Q: Is building a team right for me?

A: This is a question that many agents ask themselves as they start to gain momentum in their careers. The short answer is that a team can be beneficial so long as you’re aware of what it takes to build and maintain a successful team.

We know that the positive to building a team is the ability to leverage yourself through others in attempts to accumulate wealth. While this is certainly true, in many cases, teams require substantial investments in both time and money. In addition, successful teams will also require your leadership and rely on your ability to train others.

The question that agents should ask themselves prior to diving into a team is: “Why do I want a team?” If the answer is because you have more leads than you’re able to handle and you’re afraid that you’ll lose out on revenue, then there’s another option that should be considered.

Instead of building a team, consider approaching agents in your office that could use the extra business to set up a referral system. You should be able to negotiate your percentage somewhere in the range of 25 – 30 percent for every sale from one of your buyer or seller leads.

When taking this approach, be sure to choose the agent(s) carefully. They must be willing to do the work necessary and be loyal to your office. If you’re unsure of who to approach, ask your broker to help you find the right person in your office.

Once you’ve selected the agent(s) that you’ll be working with, be sure to sign a written referral agreement for each referral, and make your broker aware of who is involved. These agreements will be similar to those that are drafted between different brokerages who work together on a transaction and will help avoid any future misunderstandings.

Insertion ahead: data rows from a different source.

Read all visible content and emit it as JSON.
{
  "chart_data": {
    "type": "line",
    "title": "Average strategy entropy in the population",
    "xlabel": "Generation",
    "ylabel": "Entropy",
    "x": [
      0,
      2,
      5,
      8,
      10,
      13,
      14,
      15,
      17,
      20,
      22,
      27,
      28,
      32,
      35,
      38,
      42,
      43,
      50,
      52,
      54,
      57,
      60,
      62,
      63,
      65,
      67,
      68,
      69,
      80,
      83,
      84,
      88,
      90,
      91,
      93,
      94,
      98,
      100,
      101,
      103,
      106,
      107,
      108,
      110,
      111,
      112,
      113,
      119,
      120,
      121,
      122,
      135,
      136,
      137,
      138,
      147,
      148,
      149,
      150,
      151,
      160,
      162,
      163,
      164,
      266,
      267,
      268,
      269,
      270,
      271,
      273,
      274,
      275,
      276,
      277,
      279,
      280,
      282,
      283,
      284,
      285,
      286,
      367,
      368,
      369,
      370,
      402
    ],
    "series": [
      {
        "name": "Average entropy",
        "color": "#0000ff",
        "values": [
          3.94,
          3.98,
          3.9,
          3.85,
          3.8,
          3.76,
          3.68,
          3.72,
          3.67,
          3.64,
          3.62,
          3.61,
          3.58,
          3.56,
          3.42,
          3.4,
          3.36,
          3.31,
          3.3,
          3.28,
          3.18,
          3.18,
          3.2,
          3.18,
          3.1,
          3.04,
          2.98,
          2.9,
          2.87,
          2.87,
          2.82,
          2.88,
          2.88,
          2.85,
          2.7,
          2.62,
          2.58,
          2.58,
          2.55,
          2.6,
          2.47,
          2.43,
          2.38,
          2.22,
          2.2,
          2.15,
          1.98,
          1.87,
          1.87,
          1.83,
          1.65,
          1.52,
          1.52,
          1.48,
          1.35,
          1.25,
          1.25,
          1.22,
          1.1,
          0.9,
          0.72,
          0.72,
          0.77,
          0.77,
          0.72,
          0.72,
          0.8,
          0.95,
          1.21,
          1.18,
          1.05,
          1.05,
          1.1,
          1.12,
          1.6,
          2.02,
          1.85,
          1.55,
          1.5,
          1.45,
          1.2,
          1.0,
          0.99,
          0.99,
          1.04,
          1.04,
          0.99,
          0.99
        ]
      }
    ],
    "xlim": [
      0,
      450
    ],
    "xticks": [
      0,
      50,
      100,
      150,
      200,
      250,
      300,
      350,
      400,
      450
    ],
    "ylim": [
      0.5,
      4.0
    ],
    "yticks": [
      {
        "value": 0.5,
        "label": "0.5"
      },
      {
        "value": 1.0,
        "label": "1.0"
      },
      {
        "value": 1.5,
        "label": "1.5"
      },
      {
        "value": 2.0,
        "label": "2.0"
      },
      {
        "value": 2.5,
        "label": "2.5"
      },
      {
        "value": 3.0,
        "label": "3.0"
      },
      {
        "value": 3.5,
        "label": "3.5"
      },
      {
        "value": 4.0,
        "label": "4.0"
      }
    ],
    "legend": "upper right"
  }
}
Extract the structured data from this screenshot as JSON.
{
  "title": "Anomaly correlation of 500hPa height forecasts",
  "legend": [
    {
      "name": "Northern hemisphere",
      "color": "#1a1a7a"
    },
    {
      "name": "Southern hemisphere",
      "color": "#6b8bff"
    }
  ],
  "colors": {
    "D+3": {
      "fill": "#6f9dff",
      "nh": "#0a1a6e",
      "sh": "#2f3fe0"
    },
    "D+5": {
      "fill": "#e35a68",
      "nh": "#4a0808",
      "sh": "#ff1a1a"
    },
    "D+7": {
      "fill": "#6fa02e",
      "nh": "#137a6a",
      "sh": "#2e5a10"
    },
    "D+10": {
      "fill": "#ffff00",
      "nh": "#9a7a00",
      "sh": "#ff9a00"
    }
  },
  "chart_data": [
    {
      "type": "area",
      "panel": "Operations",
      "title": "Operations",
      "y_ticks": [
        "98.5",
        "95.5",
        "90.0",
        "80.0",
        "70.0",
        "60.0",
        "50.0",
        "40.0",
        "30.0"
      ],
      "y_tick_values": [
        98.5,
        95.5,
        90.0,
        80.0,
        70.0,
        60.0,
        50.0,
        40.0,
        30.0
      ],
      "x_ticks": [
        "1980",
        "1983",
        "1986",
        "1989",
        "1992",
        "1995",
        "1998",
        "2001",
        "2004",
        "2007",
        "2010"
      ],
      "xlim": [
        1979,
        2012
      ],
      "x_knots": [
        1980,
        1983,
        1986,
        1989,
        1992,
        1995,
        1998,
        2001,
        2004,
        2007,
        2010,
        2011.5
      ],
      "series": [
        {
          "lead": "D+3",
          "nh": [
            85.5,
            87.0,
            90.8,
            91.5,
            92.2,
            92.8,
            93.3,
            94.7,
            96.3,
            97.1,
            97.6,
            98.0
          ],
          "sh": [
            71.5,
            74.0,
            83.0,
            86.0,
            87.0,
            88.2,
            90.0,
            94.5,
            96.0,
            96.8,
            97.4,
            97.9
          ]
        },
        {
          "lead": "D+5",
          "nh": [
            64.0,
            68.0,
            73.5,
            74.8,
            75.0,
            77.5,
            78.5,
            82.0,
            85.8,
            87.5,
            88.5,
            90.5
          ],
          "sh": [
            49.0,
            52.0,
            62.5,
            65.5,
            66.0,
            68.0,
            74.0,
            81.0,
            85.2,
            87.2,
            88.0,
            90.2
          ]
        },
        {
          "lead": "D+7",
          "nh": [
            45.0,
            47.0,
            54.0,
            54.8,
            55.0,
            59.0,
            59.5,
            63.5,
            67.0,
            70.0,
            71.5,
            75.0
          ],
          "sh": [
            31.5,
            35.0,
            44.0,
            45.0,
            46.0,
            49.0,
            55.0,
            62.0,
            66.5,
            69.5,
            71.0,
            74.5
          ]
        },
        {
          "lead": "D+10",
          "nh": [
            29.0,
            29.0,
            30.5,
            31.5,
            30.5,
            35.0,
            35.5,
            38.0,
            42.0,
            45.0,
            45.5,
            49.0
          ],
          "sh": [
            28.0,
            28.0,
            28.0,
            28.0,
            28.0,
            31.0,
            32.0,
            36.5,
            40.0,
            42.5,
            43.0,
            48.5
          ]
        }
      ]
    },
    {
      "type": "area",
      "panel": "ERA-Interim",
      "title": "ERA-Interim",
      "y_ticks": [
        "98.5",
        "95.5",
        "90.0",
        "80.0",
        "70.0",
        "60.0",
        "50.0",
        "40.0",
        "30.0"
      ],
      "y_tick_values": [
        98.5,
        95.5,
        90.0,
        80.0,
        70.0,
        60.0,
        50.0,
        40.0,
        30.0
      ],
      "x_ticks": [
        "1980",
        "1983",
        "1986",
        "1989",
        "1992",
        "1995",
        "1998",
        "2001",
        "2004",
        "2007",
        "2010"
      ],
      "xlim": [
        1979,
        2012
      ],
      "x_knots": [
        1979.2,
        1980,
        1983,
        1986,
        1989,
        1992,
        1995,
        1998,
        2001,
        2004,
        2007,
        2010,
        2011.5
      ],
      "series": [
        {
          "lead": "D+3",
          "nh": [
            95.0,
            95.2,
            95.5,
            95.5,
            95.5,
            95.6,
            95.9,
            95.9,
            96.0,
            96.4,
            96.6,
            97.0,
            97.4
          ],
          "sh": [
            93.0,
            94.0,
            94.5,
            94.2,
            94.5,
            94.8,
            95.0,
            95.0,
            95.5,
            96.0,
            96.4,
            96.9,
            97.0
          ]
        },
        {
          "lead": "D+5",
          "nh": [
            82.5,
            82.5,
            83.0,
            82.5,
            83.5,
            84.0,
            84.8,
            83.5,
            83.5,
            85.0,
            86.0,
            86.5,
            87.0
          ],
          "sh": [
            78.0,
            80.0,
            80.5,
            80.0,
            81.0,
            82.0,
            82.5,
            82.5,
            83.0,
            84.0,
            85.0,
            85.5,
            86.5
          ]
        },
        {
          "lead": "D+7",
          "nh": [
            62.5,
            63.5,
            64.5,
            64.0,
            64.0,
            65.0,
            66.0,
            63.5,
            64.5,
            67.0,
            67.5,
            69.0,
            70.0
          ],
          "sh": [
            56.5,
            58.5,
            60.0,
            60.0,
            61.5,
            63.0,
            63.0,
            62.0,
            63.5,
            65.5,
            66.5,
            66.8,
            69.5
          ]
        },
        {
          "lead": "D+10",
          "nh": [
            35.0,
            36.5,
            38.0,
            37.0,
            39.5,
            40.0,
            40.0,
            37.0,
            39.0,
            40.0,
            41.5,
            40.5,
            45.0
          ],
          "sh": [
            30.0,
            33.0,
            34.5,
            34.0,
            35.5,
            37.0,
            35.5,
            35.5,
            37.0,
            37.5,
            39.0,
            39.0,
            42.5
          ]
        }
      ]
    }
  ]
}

When working with the agents, don’t make the mistake of giving too many leads to one individual as they’ll likely not be able to keep up and will “cherry pick” the best leads and drop the rest. Instead, spread your leads to a number of agents and have a group working your leads. This practice will also help you identify the best closers. The nonproductive agents should be dropped from your referral group.

Now that you know who to work with, and are passing along referrals, you must follow up, follow up, follow up. The importance of following up with the agents that you gave leads to cannot be emphasized enough. These leads are worth money to you. The first follow-up should be within hours of handing off the lead to ensure that contact has been made with the client. This is so important that the written referral agreement could even include a section that the agent receiving the referral must report back to you on a daily basis. While this may seem overbearing, the thing to remember is that these updates could be done with a simple email.

While going through the process of creating this referral group, you’re also setting the foundation of building a team. Should you eventually decide to move forward with a team, you’ll already have the systems and potential team recruits in place.